In other words, you don’t get to call the majority of American voters “terrorists” because they’re angry about the direction the far left, in supermajority power for only two years (although in control of Congress from 2006), have taken the country’s finances and scope of government in the absence of being able to take the hearts and minds of most Americans in a big government, Euro-Socialism model.  Hence the mid-terms of 2010.

So perhaps the reason for the acidic vitriol, accompanied by an absolute lack of positive economic results is not anything that has been left behind by any previous administration, but a clash of “progressive” philosophy with reality, and certainly the majority American view of what makes our country exceptional.

Add to this the progressive belief that human beings can be perfected through the rule of experts, and you have a recipe-when the people make choices contrary to progressive dictates-for generating contempt among the experts for the people whose interests they claim to alone represent. And not just contempt, but even disgust at diversity of opinion, which from the progressive’s perspective distracts the people from the policies demanded by impartial reason.
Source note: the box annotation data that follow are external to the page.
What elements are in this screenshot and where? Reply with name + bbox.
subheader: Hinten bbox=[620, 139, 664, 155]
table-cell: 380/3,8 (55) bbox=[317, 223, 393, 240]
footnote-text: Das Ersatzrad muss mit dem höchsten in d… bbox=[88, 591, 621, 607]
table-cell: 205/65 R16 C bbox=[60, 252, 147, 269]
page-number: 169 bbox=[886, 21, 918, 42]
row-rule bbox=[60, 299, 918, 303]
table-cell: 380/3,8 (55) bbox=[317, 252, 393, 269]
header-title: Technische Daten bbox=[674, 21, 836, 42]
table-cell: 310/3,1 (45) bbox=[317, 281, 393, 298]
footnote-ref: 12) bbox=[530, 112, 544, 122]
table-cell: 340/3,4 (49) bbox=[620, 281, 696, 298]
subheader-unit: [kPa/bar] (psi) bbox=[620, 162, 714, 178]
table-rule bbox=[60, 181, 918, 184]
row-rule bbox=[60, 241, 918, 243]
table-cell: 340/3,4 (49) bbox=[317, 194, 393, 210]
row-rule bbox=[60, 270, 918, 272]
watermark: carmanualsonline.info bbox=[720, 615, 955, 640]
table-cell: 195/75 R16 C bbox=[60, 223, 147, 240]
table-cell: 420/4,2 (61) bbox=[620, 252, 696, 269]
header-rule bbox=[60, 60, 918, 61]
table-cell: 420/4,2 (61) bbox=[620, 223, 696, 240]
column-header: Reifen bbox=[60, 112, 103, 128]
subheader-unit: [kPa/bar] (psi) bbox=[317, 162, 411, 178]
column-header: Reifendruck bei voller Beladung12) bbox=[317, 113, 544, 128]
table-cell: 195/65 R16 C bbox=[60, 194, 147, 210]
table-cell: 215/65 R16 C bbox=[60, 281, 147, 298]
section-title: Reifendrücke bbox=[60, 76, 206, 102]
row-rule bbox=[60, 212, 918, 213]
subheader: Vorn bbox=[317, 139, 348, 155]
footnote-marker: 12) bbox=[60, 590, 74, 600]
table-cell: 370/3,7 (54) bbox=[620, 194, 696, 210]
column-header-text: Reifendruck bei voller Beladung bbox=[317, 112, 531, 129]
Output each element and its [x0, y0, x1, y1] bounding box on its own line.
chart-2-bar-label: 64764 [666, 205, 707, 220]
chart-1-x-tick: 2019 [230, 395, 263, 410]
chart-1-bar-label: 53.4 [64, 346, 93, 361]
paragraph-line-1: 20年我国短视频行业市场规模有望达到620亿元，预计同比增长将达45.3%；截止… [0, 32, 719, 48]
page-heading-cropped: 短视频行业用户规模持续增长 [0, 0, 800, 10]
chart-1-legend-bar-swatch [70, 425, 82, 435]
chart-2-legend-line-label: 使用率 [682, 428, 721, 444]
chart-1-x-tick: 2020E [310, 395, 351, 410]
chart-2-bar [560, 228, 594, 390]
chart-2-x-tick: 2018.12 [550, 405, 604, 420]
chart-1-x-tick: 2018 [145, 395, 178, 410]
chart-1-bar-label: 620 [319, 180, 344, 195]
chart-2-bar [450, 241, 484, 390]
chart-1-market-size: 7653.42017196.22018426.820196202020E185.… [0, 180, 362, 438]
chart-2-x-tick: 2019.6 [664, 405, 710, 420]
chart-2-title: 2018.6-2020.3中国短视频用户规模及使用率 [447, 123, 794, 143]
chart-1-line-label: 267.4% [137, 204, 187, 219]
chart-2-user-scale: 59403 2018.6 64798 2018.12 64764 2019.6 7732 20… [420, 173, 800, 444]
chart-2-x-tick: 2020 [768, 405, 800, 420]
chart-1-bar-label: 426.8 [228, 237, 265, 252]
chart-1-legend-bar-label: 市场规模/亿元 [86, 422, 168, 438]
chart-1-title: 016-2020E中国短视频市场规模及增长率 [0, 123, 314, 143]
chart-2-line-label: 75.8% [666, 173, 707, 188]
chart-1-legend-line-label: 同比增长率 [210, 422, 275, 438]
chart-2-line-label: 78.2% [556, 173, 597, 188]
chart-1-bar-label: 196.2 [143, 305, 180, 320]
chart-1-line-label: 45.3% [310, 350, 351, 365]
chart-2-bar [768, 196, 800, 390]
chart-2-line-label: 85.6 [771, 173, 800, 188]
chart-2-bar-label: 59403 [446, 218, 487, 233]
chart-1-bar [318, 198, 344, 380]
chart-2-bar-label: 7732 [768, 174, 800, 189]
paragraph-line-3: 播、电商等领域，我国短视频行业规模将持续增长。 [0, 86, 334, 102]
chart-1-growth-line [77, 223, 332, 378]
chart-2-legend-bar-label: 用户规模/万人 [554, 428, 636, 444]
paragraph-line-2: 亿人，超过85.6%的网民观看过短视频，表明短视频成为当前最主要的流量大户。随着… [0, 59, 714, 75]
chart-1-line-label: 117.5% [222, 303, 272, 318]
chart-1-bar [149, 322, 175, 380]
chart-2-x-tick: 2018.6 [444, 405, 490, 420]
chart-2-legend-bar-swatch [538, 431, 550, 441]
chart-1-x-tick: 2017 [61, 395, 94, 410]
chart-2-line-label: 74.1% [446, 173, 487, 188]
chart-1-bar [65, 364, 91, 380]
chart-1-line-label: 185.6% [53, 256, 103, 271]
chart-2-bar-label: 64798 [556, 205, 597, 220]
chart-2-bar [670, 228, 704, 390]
The progressive mind is on a collision course with itself. The clash between its democratic pretensions and its authoritarian predilections has generated within its ranks seething resentment for, and rage at, conservatives. Unless progressives cultivate the enlightened virtues they publicly profess and free themselves from the dogmatic beliefs that undergird their political ambitions, we can expect even more harrowing outbursts to come.

Seemingly, a majority of Americans don’t like the ‘smart set’ telling them what to do, when common sense tells them that the ideas being thrust on them don’t make sense, being simple folk as they are.  Being told they are too dense to understand the true ‘brilliance’ of these ideas does little to allay these masses from concern and anger about the future of the country.

As an aside, and to head off the predictable response I’m sure is coming: that the progressives are allowed to take extreme measures and dialogue to save us from the existential threat placed on us by the Republicans (or whatever hilarious invective derivative one can come up with – Republican’t, GOTP, Rupugs, etc.), I  wanted to leave you with a chart, put together by Ed Morrissey over at HotAir.  

It uses seasonally-adjusted private-sector employment figures from the Bureau of Labor Statistics, and compares that to control of Congress.  Job creation contrasted with the control of legislation that might affect said job creation.

The blue colors of this graph show when Democrats held complete control of Congress, while the white areas show when Republicans held complete control.  The two purple areas show when Democrats controlled the Senate, as York notes above, and when Republicans controlled only the House.  This gives a much different picture of when job losses occurred, and who controlled policy in Congress when it happened.

When Democrats talk about “eight years of job losses” during the Bush administration, just show them this chart.

I’d love to hear a civil defense of Berkowitz’ supposition, and of what, in my opinion, is hypocrisy regarding vitriol.

Also a defense of what I think is pretty good evidence that progressive policies hindering job creation, which really should be job number one right now, right?  

Is there anyone out there that thinks that this anger we’ve been witnessing is born of frustration that comes from seeing deeply held socio-economic beliefs not being supported by socio-economic reality?